As in Haiti, even as money has poured into Ghana for HIV/AIDS and malaria programs, the country has moved backward on other health markers. Prenatal care, maternal health programs, the treatment of guinea worm, measles vaccination efforts -- all have declined as the country has shifted its health-care workers to the better-funded projects and lost physicians to jobs in the wealthy world. A survey of Ghana's health-care facilities in 2002 found that 72 percent of all clinics and hospitals were unable to provide the full range of expected services due to a lack of sufficient personnel. Forty-three percent were unable to provide full child immunizations; 77 percent were unable to provide 24-hour emergency services and round-the-clock safe deliveries for women in childbirth. According to Dr. Ken Sagoe, of the Ghana Health Service, these statistics represent a severe deterioration in Ghana's health capacity. Sagoe also points out that 604 out of 871 medical officers trained in the country between 1993 and 2002 now practice overseas.

Zimbabwe, similarly, trained 1,200 doctors during the 1990s, but only 360 remain in the country today. In Kadoma, eight years ago there was one nurse for every 700 residents; today there is one for every 7,500. In 1980, the country was able to fill 90 percent of its nursing positions nationwide; today only 30 percent are filled. Guinea-Bissau has plenty of donated ARV supplies for its people, but the drugs are cooking in a hot dockside warehouse because the country lacks doctors to distribute them. In Zambia, only 50 of the 600 doctors trained over the last 40 years remain today. Mozambique's health minister says that AIDS is killing the country's health-care workers faster than they can be recruited and trained: by 2010, the country will have lost 6,000 lab technicians to the pandemic. A study by the International Labor Organization estimates that 18-41 percent of the health-care labor force in Africa is infected with HIV. If they do not receive ARV therapy, these doctors, nurses, and technicians will die, ushering in a rapid collapse of the very health systems on which HIV/AIDS programs depend.

Erik Schouten, HIV coordinator for the Malawi Ministry of Health, notes that of the country's 12 million people, 90,000 have already died from AIDS and 930,000 people are now infected with HIV. Over the last five years, the government has lost 53 percent of its health administrators, 64 percent of its nurses, and 85 percent of its physicians -- mostly to foreign NGOs, largely funded by the U.S. or the British government or the Gates Foundation, which can easily outbid the ministry for the services of local health talent. Schouten is now steering a $270 million plan, supported by PEPFAR, to use financial incentives and training to bring back half of the lost health-care workers within five years; nearly all of these professionals will be put to use distributing ARVs. But nothing is being done to replace the health-care workers who once dealt with malaria, dysentery, vaccination programs, maternal health, and other issues that lack activist constituencies.

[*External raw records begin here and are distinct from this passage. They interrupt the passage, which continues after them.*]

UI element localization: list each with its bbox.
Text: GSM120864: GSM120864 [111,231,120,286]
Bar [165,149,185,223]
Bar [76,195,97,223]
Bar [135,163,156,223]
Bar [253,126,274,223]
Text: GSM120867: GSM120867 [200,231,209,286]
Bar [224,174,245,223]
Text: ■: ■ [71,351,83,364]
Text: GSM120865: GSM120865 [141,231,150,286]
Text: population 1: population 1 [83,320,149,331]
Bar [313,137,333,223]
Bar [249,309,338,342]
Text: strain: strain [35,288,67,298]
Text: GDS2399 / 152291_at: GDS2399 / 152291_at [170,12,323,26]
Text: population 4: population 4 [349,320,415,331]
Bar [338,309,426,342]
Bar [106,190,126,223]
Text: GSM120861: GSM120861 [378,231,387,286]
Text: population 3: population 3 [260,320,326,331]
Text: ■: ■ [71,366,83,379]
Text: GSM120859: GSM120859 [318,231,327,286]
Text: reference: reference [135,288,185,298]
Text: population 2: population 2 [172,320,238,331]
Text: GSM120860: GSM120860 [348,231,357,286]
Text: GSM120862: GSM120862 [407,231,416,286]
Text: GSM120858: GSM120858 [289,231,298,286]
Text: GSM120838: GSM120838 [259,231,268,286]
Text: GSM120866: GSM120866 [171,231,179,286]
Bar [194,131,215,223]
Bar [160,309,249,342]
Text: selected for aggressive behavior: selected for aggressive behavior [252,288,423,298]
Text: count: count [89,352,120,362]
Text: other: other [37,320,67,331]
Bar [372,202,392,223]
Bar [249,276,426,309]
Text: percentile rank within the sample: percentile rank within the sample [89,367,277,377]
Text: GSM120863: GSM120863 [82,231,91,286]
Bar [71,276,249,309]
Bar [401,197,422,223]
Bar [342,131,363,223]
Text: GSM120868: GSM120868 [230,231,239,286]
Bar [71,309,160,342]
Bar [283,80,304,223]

Ibrahim Mohammed, who heads an effort similar to Schouten's in Kenya, says his nation lost 15 percent of its health work force in the years between 1994 and 2001 but has only found donor support to rebuild personnel for HIV/AIDS efforts; all other disease programs in the country continue to deteriorate. Kenya's minister of health, Charity Kaluki Ngilu, says that life expectancy has dropped in her country, from a 1963 level of 63 years to a mere 47 years today for men and 43 years for women. In most of the world, male life expectancy is lower than female, but in Kenya women suffer a terrible risk of dying in childbirth, giving men an edge in survival. Although AIDS has certainly taken a toll in Kenya, Ngilu primarily blames plummeting life expectancy on former President Daniel arap Moi, who kept Kenyan spending on health down to a mere $6.50 per capita annually. Today, Kenya spends $14.20 per capita on health annually -- still an appallingly low number. The country's public health and medical systems are a shambles. Over the last ten years, the country has lost 1,670 physicians and 3,900 nurses to emigration, and thousands more nurses have retired from their profession.